Count Larger Collections of Objects

### Lesson Purpose

The purpose of this lesson is for students to count to answer “how many” questions about groups of up to 20 objects.

### Lesson Narrative

In previous units, students answered “how many” questions about up to 10 objects. With smaller groups of objects, students could sometimes figure out how many there were without counting. Students developed methods such as moving and counting objects, lining up objects, or placing and moving objects on a counting mat. This exploratory lesson provides formative data for teachers on how students apply counting concepts from previous units to larger groups of objects. Students will be introduced to the written numbers 11–20 over the course of the section and will have opportunities to practice tracing and writing the numbers. In this lesson, display written numbers whenever students share their count.

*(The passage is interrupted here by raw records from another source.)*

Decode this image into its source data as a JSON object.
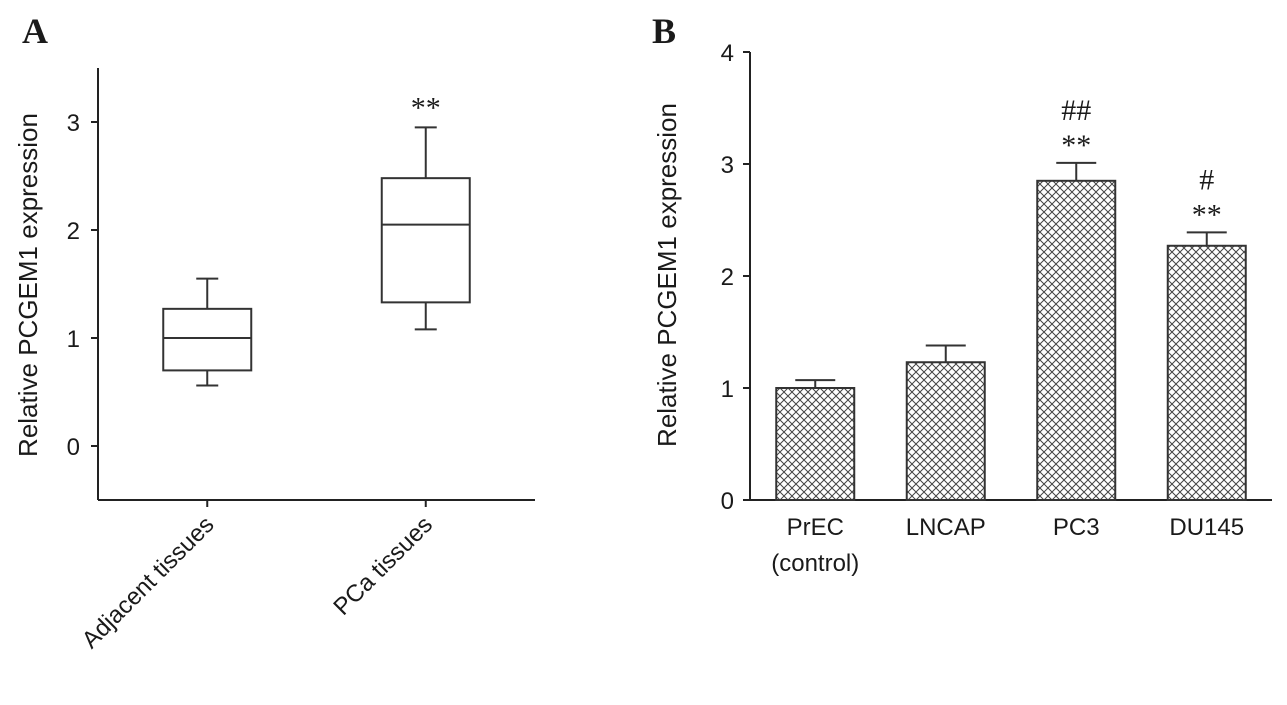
{
  "chart_data": [
    {
      "panel": "A",
      "type": "box",
      "xlabel": "",
      "ylabel": "Relative PCGEM1 expression",
      "ylim": [
        -0.5,
        3.5
      ],
      "yticks": [
        0,
        1,
        2,
        3
      ],
      "categories": [
        "Adjacent tissues",
        "PCa tissues"
      ],
      "boxes": [
        {
          "category": "Adjacent tissues",
          "min": 0.56,
          "q1": 0.7,
          "median": 1.0,
          "q3": 1.27,
          "max": 1.55,
          "annotation": ""
        },
        {
          "category": "PCa tissues",
          "min": 1.08,
          "q1": 1.33,
          "median": 2.05,
          "q3": 2.48,
          "max": 2.95,
          "annotation": "**"
        }
      ]
    },
    {
      "panel": "B",
      "type": "bar",
      "xlabel": "",
      "ylabel": "Relative PCGEM1 expression",
      "ylim": [
        0,
        4
      ],
      "yticks": [
        0,
        1,
        2,
        3,
        4
      ],
      "categories": [
        "PrEC\n(control)",
        "LNCAP",
        "PC3",
        "DU145"
      ],
      "values": [
        1.0,
        1.23,
        2.85,
        2.27
      ],
      "errors": [
        0.07,
        0.15,
        0.16,
        0.12
      ],
      "annotations_top": [
        "",
        "",
        "##",
        "#"
      ],
      "annotations_bottom": [
        "",
        "",
        "**",
        "**"
      ]
    }
  ]
}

Students can be invited to bring objects from home to use in counting collections throughout this unit and in centers. The objects in the collections should be small enough to fit on a counting mat, such as buttons, counting bears, coins, connecting cubes, or two-color counters.

• Action and Expression
• MLR8

### Learning Goals

Teacher Facing

• Answer “how many” questions about groups of up to 20 objects.

### Student Facing

• Let’s figure out how many objects are in our collections.

### Required Materials

Materials to Gather

Materials to Copy

• Number Race Stage 2 Recording Sheet for Tracing
• Number Mat 11–20

### Required Preparation

Activity 1:

• Each student needs a collection of 11–20 objects.

Activity 2:

• Create a pile of 4 connecting cubes to display.
• Create a pile of 13 connecting cubes to display.
• Students need the collections of 11-20 objects from the previous activity.

Activity 3:

• Gather materials from:
• Subtraction Towers, Stage 1
• 5-frames, Stages 1 and 2

### Lesson Timeline

 Warm-up 10 min Activity 1 10 min Activity 2 10 min Activity 3 25 min Lesson Synthesis 5 min Cool-down 0 min

### Teacher Reflection Questions

How have 5- and 10-frames supported students in keeping track of and accurately counting groups of objects?